Losing History in the Digital Age
“...digital information lasts forever or five years, whichever comes first.” Jeff Rothenberg, Scientific American, Jan 1995.
Do you leave photos on your digital camera's memory or on your PC's hard drive, and never get round to printing them?
Have you data created using programs and / or file formats that are no longer in current use?
Do you have data on your PC's hard drive that isn't backed up? Or stored on 3.5" floppy disks? Or worse, 5.5" floppies?
If so, you may be unwittingly contributing to the loss of your family's history. It's a consequence of the digital age, where technology changes quickly and today's data formats and hardware are obsolete within a few years.
This doesn't only apply to pictures of your kids' birthday parties. It effects government and company records, and the recordings of historic events.
The issue of obsolete media was addressed by a speaker during a recent conference on Open Source technologies. Working with the National Archives of Australia, he explained in some detail the problems of digitally storing important documents, photographs and recordings created on closed source formats and / or obsolete media. In may cases, data is reformatted into "Open Document Format" files (the format that Microsoft is reluctantly implementing in it's Office software suite), and permanently stored on hard drive arrays.

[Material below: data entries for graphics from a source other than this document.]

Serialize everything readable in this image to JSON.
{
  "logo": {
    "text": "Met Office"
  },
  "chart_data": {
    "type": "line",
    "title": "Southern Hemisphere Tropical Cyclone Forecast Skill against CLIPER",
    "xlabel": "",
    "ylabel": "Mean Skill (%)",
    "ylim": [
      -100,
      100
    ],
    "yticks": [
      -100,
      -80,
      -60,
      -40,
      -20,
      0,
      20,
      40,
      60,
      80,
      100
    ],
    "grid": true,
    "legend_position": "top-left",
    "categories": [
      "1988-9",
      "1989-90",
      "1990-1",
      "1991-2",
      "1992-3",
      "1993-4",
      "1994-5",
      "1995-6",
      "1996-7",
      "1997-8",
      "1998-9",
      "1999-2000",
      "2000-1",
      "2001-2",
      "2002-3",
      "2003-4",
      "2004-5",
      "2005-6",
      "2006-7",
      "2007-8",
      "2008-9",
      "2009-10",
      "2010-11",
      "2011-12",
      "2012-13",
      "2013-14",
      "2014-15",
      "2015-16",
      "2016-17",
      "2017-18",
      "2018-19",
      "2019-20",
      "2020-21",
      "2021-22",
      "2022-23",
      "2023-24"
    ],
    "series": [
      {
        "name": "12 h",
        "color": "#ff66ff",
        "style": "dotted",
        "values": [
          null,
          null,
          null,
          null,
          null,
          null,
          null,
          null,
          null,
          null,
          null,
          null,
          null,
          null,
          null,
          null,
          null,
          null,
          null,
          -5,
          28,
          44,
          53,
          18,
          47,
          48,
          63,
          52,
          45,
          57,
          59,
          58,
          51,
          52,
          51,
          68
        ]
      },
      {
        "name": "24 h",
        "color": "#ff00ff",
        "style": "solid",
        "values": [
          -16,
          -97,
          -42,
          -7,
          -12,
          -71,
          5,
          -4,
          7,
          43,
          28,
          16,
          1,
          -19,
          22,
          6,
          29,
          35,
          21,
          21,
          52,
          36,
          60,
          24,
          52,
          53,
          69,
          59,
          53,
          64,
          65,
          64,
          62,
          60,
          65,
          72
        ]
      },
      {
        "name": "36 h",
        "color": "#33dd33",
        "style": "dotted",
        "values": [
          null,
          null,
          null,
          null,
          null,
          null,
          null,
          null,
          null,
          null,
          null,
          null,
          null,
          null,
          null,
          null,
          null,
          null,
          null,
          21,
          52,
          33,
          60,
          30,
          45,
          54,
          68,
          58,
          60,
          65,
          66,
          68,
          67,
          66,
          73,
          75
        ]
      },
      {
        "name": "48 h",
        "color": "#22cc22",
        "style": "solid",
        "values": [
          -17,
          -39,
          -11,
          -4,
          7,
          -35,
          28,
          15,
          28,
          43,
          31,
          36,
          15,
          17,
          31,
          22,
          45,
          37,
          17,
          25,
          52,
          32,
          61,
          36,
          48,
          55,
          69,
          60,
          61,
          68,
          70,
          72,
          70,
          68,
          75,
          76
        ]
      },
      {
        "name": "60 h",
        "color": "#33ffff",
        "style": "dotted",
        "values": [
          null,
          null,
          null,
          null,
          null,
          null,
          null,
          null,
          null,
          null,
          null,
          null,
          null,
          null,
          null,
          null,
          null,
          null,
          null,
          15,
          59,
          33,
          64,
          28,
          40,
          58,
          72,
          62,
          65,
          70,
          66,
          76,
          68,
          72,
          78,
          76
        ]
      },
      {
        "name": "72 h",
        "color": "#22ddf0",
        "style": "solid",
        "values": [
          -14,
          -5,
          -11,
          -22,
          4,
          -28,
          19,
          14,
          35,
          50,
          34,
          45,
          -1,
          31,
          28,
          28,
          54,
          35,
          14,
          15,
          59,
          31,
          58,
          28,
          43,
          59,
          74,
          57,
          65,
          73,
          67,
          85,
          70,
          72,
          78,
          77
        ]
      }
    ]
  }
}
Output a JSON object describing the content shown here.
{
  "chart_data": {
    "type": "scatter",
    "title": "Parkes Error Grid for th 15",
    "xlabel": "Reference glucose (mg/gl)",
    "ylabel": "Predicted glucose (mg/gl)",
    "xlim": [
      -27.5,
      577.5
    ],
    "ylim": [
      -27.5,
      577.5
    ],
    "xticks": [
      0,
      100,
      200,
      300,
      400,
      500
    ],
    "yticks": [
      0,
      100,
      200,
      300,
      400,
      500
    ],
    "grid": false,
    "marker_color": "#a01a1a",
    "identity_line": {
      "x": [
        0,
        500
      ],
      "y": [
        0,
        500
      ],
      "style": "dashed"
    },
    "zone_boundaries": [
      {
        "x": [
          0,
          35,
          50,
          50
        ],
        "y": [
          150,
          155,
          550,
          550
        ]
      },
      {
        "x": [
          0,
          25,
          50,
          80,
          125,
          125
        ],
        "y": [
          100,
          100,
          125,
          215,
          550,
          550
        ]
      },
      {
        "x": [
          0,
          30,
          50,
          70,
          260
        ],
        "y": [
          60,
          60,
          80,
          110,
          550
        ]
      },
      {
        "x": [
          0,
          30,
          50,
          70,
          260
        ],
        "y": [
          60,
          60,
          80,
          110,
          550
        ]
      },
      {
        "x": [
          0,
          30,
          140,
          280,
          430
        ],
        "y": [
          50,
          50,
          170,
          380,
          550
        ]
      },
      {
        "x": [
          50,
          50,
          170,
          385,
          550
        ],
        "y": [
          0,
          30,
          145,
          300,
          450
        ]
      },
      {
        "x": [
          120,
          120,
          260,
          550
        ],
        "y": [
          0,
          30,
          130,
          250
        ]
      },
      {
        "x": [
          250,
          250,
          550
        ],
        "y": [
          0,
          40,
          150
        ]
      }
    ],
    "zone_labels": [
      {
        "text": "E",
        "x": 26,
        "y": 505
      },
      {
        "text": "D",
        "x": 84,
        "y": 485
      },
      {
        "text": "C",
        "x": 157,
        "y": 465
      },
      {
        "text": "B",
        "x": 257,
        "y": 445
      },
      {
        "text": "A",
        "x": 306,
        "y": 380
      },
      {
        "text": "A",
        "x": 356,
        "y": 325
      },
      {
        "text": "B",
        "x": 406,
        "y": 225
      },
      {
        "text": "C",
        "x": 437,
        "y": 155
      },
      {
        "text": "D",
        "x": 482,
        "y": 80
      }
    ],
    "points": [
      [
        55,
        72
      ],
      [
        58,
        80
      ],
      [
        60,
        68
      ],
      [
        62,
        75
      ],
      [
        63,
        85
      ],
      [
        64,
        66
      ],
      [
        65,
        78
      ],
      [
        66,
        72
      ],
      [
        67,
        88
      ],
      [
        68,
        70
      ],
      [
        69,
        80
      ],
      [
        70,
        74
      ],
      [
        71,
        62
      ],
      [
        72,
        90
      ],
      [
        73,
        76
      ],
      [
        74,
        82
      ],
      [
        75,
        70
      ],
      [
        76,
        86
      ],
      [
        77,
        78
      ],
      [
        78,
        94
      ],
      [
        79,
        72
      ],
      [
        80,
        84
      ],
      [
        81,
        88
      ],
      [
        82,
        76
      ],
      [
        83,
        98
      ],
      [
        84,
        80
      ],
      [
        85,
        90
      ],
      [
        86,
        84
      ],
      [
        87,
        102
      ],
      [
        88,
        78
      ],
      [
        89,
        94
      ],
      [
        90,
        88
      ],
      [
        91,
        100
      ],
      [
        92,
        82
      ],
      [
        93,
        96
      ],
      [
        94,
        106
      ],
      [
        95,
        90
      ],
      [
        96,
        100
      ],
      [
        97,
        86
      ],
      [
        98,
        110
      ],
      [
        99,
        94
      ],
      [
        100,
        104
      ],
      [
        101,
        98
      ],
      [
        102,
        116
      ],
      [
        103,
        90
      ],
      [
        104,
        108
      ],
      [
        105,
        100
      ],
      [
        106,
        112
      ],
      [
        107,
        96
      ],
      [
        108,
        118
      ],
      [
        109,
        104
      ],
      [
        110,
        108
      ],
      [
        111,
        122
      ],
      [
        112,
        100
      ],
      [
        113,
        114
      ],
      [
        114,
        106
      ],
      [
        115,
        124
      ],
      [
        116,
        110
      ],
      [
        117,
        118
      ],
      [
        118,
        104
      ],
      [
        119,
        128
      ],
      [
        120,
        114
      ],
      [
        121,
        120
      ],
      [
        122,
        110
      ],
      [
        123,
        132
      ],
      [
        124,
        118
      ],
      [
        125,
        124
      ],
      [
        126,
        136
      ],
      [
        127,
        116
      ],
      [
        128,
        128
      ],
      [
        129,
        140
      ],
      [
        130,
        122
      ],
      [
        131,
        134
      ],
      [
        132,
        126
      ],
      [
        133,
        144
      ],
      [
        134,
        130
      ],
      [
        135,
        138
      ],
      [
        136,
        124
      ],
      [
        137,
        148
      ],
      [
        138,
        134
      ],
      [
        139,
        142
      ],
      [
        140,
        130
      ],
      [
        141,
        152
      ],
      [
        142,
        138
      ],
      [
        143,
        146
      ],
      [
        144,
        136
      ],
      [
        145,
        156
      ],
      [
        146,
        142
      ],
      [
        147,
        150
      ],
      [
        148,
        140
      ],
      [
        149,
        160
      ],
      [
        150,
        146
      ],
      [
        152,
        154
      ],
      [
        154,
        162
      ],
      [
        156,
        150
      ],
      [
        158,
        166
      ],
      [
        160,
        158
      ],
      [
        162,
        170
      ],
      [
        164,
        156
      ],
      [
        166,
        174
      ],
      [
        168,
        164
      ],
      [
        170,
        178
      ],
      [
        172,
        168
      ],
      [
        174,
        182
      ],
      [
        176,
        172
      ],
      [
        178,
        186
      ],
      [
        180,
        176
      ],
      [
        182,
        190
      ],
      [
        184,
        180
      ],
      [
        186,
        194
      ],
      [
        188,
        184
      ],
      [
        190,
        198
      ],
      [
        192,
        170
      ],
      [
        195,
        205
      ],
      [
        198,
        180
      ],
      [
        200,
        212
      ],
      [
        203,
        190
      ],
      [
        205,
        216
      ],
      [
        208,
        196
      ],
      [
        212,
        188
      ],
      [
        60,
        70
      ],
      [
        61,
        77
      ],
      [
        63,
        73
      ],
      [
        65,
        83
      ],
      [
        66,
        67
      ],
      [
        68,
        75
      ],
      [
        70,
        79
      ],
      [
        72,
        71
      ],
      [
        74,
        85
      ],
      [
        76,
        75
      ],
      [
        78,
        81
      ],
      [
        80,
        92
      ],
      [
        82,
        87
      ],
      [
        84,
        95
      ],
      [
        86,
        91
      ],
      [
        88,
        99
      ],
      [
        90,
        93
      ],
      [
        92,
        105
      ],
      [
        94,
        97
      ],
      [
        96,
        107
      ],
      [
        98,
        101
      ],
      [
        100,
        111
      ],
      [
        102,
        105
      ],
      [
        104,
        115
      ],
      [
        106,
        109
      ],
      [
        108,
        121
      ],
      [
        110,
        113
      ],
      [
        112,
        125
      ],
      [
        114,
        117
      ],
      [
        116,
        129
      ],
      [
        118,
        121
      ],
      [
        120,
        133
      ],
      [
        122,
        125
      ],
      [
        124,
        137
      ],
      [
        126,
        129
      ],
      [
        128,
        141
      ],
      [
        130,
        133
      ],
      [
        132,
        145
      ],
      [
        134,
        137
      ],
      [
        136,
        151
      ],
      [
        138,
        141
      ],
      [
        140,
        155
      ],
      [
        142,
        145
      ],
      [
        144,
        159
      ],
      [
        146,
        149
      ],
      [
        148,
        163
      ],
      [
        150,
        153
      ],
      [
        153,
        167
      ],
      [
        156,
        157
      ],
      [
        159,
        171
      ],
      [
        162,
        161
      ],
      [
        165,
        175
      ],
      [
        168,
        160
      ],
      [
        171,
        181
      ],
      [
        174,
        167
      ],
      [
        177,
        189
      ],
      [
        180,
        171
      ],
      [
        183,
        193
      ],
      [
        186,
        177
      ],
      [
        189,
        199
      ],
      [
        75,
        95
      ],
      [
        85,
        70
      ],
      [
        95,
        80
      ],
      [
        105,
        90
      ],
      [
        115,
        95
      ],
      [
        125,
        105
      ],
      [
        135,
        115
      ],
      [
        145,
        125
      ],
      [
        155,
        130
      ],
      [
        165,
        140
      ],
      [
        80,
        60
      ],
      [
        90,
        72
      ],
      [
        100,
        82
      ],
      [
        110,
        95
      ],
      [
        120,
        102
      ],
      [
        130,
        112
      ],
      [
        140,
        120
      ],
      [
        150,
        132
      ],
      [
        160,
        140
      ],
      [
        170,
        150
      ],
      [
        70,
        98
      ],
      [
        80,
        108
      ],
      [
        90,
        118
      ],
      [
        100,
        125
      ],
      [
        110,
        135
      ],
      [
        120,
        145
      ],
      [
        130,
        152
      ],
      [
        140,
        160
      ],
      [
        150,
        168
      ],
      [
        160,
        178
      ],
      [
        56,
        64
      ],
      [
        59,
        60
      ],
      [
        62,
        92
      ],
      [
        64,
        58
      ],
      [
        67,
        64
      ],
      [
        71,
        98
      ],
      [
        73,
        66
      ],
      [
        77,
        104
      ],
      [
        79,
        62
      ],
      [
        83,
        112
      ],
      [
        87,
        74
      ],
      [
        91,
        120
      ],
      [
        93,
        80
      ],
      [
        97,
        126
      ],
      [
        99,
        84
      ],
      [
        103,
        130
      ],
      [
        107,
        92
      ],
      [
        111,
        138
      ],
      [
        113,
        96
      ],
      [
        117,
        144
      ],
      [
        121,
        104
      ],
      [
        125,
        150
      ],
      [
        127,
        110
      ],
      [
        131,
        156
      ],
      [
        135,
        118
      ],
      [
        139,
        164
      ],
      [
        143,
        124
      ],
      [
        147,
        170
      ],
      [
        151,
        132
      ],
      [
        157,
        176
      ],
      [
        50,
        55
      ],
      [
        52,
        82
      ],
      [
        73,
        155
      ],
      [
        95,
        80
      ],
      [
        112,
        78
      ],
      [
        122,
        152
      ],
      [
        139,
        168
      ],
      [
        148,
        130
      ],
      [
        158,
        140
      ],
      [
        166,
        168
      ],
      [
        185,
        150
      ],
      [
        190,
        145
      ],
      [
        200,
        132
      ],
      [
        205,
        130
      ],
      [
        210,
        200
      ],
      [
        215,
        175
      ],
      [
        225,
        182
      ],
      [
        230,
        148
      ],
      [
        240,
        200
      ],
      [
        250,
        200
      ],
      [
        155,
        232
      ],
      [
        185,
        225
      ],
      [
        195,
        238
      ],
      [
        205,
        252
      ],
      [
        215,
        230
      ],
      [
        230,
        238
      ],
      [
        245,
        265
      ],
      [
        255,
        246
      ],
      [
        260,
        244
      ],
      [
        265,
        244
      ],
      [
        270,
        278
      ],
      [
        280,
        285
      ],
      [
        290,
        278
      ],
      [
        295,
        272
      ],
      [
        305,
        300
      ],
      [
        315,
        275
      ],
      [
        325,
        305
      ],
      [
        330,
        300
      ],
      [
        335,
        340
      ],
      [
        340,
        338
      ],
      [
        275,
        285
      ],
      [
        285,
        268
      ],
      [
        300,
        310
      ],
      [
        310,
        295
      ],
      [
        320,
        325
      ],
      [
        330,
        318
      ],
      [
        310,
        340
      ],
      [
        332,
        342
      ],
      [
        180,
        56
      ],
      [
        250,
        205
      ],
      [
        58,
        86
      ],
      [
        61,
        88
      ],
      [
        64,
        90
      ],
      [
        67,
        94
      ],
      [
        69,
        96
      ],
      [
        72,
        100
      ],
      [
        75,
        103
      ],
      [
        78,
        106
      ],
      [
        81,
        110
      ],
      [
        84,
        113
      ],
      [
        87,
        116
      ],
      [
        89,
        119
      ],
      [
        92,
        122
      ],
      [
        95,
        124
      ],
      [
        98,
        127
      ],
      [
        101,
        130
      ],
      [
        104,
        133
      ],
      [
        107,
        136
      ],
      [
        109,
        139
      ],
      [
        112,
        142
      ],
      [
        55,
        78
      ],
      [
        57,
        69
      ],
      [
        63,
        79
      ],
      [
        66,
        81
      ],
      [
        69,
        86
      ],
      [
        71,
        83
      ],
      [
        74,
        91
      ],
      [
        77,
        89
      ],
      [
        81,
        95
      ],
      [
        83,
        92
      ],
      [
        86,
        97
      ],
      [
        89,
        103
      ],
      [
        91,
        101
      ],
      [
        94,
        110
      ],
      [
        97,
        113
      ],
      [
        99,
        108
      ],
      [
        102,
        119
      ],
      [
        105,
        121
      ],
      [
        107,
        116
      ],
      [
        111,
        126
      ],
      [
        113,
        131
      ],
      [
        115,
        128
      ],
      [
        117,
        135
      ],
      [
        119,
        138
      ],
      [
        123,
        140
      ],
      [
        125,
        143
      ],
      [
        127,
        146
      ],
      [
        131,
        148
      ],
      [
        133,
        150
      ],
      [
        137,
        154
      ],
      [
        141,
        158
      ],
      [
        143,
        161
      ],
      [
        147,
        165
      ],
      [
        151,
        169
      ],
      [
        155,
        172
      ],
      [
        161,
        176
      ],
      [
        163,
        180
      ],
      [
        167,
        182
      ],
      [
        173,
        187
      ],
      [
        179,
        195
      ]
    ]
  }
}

The government is acting on the problem, but many industries are not. Recently, when asking an overseas manufacturer for information on some faulty equipment, I was informed that the drawings were stored on microfiche and they didn't have a working reader. In the end, they found a reader, but it highlights the problem of not updating data formats so that the information remains accessible.
Future retrieval of information stored on obsolete media will be expensive and may well be impossible if organisations don't implement a program of transferring data to modern, and preferably 'open,' media formats.
As for your family snaps, print them out and store them in a box in a cupboard. Your grand-kids will appreciate seeing their family history in years to come.